The laws enacted in states like Arizona, Georgia, and Alabama are ethnically charged hate laws which target Latinos, pure and simple. They are intended to engulf discrete ethnic communities in an atmosphere of fear and uncertainty forcing “attrition by enforcement”—a sterile term coined by anti-immigrant restrictionists which effectively equates to ethnic cleansing. These laws are downright dangerous.

Scholarly Supremacy Clause arguments and Supreme Court precedent aside, the image of a terrified little girl rifling through her pockets to prove her immigration status to her teacher speaks volumes about why states have no business setting immigration policy.

And it begs the question of when, given all we know about inaction in the face of injustice, are we as a nation obligated to ask the fringe restrictionists and their allies in Congress, as Joseph N. Welch, head counsel for the United States Army, courageously asked Senator Joseph McCarthy in 1954:

“Have you no sense of decency…at long last?”

IIRAIRA 15 Years Later

Today is an anniversary that will go virtually unnoticed. It marks 15 years since the Congress enacted the Illegal Immigration Reform and Immigrant Responsibility Act of 1996 (IIRAIRA). For many practicing young lawyers who came into the field wanting to keep families united, this law suddenly changed the playing field tipping it in a way that made it even harder, and in many cases impossible, to seek justice. IIRAIRA made practicing immigration law that much more complex.

I’m not quite sure where to start.

This blog could be devoted to how IIRAIRA removed justice from the immigration courts by stripping judges of their ability to evaluate individual immigrants and their contributions to America.

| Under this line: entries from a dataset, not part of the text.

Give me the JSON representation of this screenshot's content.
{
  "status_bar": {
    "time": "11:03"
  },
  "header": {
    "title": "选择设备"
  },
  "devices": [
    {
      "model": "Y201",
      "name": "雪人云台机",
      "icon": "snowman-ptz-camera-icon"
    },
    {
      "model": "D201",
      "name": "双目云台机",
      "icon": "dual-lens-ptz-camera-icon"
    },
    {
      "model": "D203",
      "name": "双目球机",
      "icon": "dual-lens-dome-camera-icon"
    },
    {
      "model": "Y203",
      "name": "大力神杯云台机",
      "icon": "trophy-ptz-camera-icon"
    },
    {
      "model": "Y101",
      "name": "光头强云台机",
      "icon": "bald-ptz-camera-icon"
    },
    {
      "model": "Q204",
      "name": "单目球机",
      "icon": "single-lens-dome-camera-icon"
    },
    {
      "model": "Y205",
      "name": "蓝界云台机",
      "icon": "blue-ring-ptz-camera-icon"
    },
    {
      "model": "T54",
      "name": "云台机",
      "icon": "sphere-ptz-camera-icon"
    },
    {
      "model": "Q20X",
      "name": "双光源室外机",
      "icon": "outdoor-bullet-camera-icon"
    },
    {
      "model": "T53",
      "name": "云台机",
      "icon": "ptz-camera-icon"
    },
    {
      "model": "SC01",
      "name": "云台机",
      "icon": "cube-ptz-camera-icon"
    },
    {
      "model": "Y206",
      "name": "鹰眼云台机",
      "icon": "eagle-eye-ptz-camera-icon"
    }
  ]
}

Or it could focus on the married couples and families torn apart as a result of IIRAIRA’s punitive bars to re-admission which apply to foreign nationals who have overstayed their visas in the U.S.   Added to the law as deterrent to illegal immigration, the bars have clearly had the reverse effect, serving instead as an incentive for people to hunker down and remain in the U.S. unlawfully rather than be separated from their U.S. citizen spouses and children.

Or this blog could describe the stories of countless immigrants who gave up their fight for justice in the immigration courts rather than languish for months, even years, in mandatory detention because IIRAIRA denied them reasonable bail.

Or it could describe how IIRAIRA, coupled with the anti-immigrant panic that gripped the nation after 9/11, led to a virtual police state for immigrants; an America where midnight warrantless arrests, secret trials, and special registrations of distinct ethnic groups were the norm.

Finally, this blog could make the argument that the ramifications of IIRAIRA’s unduly harsh provisions have not been limited to the courtrooms, detention centers, or ports of entry. So too, have business visa petitions been subject to years and years of increasingly restrictive agency interpretation and adjudications which have only served to stifle education, innovation, and entrepreneurship.

Today a key author of the law, Rep. Lamar Smith, now chairs the House Judiciary Committee. A few years after IIRAIRA was enacted Smith signed a letter to then-Attorney General Janet Reno calling for more careful use of prosecutorial discretion. The plea never would have been necessary but for the harsh consequences of IIRAIRA, which was spreading injustice while doing little to improve America’s immigration system.

In the end, the lesson of IIRAIRA is that good immigration policy cannot be made by slapping together specious sound bites and talking points. That just makes an already dysfunctional immigration system more dysfunctional. America deserves immigration solutions, not more detention, deportation, and exclusion. We don’t need more IIRAIRA’s. We need a comprehensive policy that secures the border, keeps our communities safe, protects America’s economic edge, and restores and protects due process.

Let’s hope Lamar Smith and the other sponsors of IIRAIRA have learned this lesson, too.